The University Grants Commission (UGC) has agreed to admit an additional 5,609 students to Sri Lankan universities, based on the GCE (A/L) 2011 results but it would not be able to admit that extra number with the next intake, Secretary to the Higher Education Ministry Dr. Sunil Jayantha Navaratne said.
He told The Island that the UGC had decided to admit an additional 5,609 students to universities following a Supreme Court order to that effect, but it couldn’t be continued thereafter without improving necessary facilities.
The Supreme Court ordered the UGC to admit an additional 5,609 students to universities after solving the ‘Z-score’ crisis. Due to this additional intake, about 27,000 students would be admitted to Sri Lankan Universities based on the GCE (A/L) results 2011. It was a 25 per cent increase.
Dr. Navaratne said that the remaining facilities, such as lecturers, lecture halls, laboratories etc. in universities were not sufficient to accommodate an additional 5,000 students.
However, undergraduate members of the JVP rebel group affiliated union, Inter University Students’ Federation (IUSF), have been insisting that the increased intake be continued for the 2012 A/L batch as well.
Convener of the IUSF Sanjeewa Bandara said that according to GCE (A/L) results released last Wednesday, over 6,500 candidates obtained 3As in the commerce stream, but normally less than 5,000 students from that stream were admitted to universities annually.
“During previous years, even those who obtained two As and one B could enter university, whereas this year, it seems even those who have got three As will not be able to enter a state university due to restrictions on admissions,” he said.

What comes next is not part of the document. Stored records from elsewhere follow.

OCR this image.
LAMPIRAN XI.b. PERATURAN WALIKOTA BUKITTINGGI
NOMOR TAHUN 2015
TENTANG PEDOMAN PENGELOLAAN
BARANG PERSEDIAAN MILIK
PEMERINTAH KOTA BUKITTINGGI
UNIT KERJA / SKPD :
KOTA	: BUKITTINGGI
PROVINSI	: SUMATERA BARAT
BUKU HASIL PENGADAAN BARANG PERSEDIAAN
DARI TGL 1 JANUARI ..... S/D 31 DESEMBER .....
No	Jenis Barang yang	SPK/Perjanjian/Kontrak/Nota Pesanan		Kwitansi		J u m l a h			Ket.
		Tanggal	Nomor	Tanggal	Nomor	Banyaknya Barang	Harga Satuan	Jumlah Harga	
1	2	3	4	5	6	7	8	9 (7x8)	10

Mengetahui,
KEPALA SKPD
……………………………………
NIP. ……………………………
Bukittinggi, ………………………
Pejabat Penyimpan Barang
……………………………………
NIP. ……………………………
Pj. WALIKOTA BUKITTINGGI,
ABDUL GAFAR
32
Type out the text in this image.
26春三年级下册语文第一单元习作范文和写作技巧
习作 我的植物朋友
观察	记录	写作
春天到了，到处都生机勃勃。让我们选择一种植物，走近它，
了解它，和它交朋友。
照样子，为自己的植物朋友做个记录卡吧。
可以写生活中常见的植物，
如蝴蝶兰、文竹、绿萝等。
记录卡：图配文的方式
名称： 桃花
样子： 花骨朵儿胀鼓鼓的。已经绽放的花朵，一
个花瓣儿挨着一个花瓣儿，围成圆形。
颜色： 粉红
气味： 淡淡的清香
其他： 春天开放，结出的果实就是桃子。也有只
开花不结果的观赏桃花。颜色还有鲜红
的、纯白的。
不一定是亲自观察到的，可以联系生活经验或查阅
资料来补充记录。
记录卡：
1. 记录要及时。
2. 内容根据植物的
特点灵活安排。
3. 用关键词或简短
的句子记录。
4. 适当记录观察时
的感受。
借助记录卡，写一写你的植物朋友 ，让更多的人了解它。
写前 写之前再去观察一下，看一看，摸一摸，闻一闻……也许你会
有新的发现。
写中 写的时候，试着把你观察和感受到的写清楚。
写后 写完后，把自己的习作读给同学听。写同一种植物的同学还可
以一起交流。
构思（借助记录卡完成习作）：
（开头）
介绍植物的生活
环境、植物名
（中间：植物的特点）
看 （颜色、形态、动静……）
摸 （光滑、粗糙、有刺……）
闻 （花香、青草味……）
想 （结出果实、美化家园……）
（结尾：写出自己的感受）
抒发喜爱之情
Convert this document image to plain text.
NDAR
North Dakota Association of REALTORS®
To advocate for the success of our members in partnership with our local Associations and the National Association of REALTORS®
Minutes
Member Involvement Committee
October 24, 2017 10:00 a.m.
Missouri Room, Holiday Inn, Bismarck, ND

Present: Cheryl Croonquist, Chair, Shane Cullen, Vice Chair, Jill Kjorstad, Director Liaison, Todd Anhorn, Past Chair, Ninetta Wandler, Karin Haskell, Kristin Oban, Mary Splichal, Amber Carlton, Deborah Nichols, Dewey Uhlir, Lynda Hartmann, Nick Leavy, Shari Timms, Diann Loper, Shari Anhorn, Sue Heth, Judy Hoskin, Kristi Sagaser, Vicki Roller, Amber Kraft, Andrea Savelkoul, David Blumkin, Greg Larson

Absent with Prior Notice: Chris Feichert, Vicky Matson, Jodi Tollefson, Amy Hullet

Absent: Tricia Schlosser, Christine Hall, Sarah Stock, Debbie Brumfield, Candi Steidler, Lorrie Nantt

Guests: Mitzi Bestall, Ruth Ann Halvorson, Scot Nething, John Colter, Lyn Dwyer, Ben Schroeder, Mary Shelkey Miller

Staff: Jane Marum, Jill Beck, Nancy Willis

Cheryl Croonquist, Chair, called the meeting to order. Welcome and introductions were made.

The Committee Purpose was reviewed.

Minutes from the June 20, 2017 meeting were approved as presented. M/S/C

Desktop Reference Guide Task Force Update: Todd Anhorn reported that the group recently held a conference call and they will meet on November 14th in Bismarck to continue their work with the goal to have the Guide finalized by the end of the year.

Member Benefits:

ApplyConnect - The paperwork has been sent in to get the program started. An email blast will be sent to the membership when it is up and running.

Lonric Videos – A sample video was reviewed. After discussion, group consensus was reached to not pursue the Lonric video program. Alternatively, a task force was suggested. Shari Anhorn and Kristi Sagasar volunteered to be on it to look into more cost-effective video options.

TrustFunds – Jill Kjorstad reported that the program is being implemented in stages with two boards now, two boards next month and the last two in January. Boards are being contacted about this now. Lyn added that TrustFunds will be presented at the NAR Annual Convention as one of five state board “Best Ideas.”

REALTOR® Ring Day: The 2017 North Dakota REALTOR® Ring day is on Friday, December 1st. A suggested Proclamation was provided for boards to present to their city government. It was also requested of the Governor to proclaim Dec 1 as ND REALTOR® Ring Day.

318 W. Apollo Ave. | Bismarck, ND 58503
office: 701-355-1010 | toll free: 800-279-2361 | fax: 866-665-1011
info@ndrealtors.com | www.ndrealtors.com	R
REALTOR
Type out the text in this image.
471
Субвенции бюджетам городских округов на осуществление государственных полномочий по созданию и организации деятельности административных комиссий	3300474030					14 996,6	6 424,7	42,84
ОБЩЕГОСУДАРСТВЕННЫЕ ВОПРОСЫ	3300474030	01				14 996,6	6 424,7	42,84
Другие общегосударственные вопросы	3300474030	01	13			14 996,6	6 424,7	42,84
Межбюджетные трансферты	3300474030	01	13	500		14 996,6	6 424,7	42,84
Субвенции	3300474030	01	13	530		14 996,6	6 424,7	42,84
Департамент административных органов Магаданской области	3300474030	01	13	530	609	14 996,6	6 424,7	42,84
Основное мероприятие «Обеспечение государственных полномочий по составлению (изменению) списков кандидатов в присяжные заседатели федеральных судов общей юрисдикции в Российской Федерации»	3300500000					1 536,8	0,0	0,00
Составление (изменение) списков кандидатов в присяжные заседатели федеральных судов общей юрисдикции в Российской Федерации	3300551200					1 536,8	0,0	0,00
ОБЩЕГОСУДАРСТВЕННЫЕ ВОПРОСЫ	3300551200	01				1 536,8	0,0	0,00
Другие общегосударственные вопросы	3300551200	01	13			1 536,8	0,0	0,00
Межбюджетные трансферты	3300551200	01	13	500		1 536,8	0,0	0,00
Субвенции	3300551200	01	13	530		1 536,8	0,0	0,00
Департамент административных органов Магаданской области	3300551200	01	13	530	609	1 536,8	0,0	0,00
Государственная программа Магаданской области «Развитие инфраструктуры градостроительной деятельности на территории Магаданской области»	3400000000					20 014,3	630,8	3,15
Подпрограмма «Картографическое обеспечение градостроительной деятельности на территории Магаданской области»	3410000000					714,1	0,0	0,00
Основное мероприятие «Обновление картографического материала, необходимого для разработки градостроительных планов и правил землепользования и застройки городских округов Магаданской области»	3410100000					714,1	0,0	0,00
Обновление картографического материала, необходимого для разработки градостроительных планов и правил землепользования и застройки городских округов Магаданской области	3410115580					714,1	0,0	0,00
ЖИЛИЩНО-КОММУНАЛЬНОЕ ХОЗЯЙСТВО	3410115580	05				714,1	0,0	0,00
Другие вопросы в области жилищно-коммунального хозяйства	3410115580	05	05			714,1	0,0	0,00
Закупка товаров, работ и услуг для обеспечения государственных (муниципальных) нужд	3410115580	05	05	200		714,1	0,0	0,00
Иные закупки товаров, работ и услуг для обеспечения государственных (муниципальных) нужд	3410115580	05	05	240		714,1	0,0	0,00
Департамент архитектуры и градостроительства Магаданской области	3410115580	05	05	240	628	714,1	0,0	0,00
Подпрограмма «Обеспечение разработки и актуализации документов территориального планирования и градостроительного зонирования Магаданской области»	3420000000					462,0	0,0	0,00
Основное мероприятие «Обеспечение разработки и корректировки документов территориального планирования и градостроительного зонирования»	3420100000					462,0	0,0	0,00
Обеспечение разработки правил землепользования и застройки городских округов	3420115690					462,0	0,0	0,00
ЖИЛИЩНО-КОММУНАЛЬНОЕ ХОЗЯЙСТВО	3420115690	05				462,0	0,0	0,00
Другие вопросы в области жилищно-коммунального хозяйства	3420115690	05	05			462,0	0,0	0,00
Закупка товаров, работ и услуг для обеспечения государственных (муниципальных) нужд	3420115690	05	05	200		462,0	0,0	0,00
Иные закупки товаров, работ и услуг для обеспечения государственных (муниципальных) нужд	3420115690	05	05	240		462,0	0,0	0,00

However, Federation of University Teachers’ Associations (FUTA) rejected the proposal to admit more students without improving the facilities.
FUTA President Dr. Nirmal Ranjith Dewasiri told The Island that though, the authorities had decided to admit additional 5,000 students, in the previous year’s intake, following a Court order, it was difficult to accommodate the same number again without improving available facilities.